Based on a common origin, all these clinical manifestations are currently grouped under the single term "atherothrombotic disease."
PATHOPHYSIOLOGY
From the pathophysiological point of view, atherosclerosis is a single systemic disease caused by a common process, regardless of the vascular territory involved.
Different studies demonstrate that evidence of atherosclerosis can be detected as early as the second or third decade of life, prior to the onset of clinical signs.1-3 Atherosclerosis begins with the dysfunction of the endothelium (the natural barrier between the blood flow and the arterial wall). Its main function is to render the wall "nonadhesive" and capable of adapting to the rheological needs of the arterial vessel. The initial lesions are fatty streaks, which consist of the subendothelial accumulation of cholesterol-loaded macrophages (foam cells) that appear very early in the aorta, subsequently in the coronary arteries and, later, in the cerebral circulation.4 Once the endothelium becomes dysfunctional, it allows low-density lipoprotein (LDL) cholesterol molecules to penetrate the arterial wall through the endothelium. In an attempt to contain this "invasion", monocytes/macrophages phagocytose the previously oxidized LDL cholesterol and become cholesterol-loaded cells. When the macrophages are replete with cholesterol, they become foam cells. Due to the fact that cholesterol is not easily metabolized outside the liver, its continuous accumulation within the cells, which fail to thrive, leads them to commit "suicide" (apoptosis or programmed cell death),5 with the resulting release of prothrombotic substances, such as tissue factor. Following the death of the macrophage foam cells, the cholesterol is again released into the arterial wall, thus perpetuating the process.6,7 Finally, the cholesterol can crystallize, a factor that has recently been reported to destabilize the plaque.8
Endothelial dysfunction is a reversible systemic disorder that is considered to be the earliest disease process involved in atherosclerosis.9,10 It is the failure of the endothelium as a natural barrier, which not only promotes incompetence at the functional level, but permits the infiltration of the arterial wall by different harmful substances, including the recruitment of inflammatory cells in the vessel wall.
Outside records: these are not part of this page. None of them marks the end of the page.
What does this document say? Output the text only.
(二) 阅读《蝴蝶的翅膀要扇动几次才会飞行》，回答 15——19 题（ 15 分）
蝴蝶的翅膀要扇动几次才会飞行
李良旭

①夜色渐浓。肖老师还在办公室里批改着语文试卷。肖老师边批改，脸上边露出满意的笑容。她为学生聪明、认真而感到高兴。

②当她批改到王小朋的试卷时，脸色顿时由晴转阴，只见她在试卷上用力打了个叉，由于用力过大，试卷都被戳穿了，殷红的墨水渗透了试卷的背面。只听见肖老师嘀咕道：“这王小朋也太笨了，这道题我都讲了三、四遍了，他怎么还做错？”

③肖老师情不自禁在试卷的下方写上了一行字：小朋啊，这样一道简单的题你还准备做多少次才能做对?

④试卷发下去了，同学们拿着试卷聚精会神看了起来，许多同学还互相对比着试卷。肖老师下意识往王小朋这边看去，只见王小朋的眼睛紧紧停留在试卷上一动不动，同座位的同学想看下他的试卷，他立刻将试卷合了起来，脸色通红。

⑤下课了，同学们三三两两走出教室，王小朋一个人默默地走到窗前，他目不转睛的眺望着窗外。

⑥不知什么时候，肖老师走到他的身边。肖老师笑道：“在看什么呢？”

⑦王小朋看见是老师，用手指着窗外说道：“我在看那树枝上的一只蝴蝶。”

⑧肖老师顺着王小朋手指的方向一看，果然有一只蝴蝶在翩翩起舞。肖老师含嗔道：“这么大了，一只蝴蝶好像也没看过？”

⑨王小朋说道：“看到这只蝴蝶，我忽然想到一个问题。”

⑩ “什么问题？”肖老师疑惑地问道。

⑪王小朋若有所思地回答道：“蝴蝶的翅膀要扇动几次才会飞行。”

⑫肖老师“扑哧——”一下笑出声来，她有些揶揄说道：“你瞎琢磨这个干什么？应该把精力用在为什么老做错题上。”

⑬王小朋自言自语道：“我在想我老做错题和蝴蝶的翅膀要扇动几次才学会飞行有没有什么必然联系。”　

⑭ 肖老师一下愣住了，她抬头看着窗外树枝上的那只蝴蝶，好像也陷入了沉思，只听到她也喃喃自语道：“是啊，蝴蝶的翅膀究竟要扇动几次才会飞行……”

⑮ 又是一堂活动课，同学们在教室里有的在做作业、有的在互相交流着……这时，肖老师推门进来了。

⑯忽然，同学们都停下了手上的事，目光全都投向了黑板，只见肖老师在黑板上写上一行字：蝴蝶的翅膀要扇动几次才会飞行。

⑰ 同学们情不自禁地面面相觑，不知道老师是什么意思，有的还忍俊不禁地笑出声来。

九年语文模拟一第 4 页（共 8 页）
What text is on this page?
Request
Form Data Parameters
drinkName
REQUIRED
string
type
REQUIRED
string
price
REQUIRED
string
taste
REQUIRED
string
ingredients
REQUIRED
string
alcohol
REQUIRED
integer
Shear stress also plays a fundamental role not only in the formation of the atherosclerotic plaque, but in the differences in the composition and behavior of the plaques as well,11 even stimulating the expression of inflammatory genes and adhesion molecules by the endothelium.12
Activated endothelial cells produce cytokines and express adhesion molecules such as intercellular adhesion molecule 1 (ICAM-1) and vascular cell adhesion molecule 1 (VCAM-1). Blood cells with receptors for these adhesion molecules (lymphocytes, monocytes) bind to them and, due to the cytokines secreted, are stimulated to migrate through the endothelial junctions toward the intima, where they are transformed into macrophages, a step that is highly important in the development of atherosclerosis.14 The LDL cholesterol particles, which, under normal conditions, would be transported to the liver, undergo oxidation, a circumstance that provokes an inflammatory response and their uptake by macrophages.
As the lipid core of the atheromatous plaque grows due to the accumulation of LDL cholesterol particles and macrophages, smooth muscle cells migrate from the media toward the intima. These cells produce and secrete collagen and fibrous elements of the extracellular matrix, resulting in the formation of the fibrous covering of the fibroatheromatous plaques. Initially, these plaques do not reduce the vascular lumen because there is a compensatory dilatation of the vascular wall (positive remodeling).15 The plaque grows eccentrically, causing the thinning of the media and adventitia, until the compensatory dilatation can no longer continue, at which time, the plaque begins to grow toward the center of the vascular lumen, compromising the blood flow.
Most acute cardiovascular events are not caused by the progressive narrowing of the vascular lumen, but by complications involving the atherosclerotic plaque (rupture, ulceration, hemorrhage, erosion) that provoke acute vascular occlusion due to vessel thrombosis.
EARLY DETECTION OF ATHEROSCLEROSIS USING IMAGING TECHNIQUES
As we mentioned above, atherosclerosis can develop as early as the second or third decade of life. Moreover, the lesions that provoke the symptoms often are not stenotic and, thus, are not detectable by conventional contrast angiography. For this reason, the visualization and composition of the plaque is more important than the degree of stenosis.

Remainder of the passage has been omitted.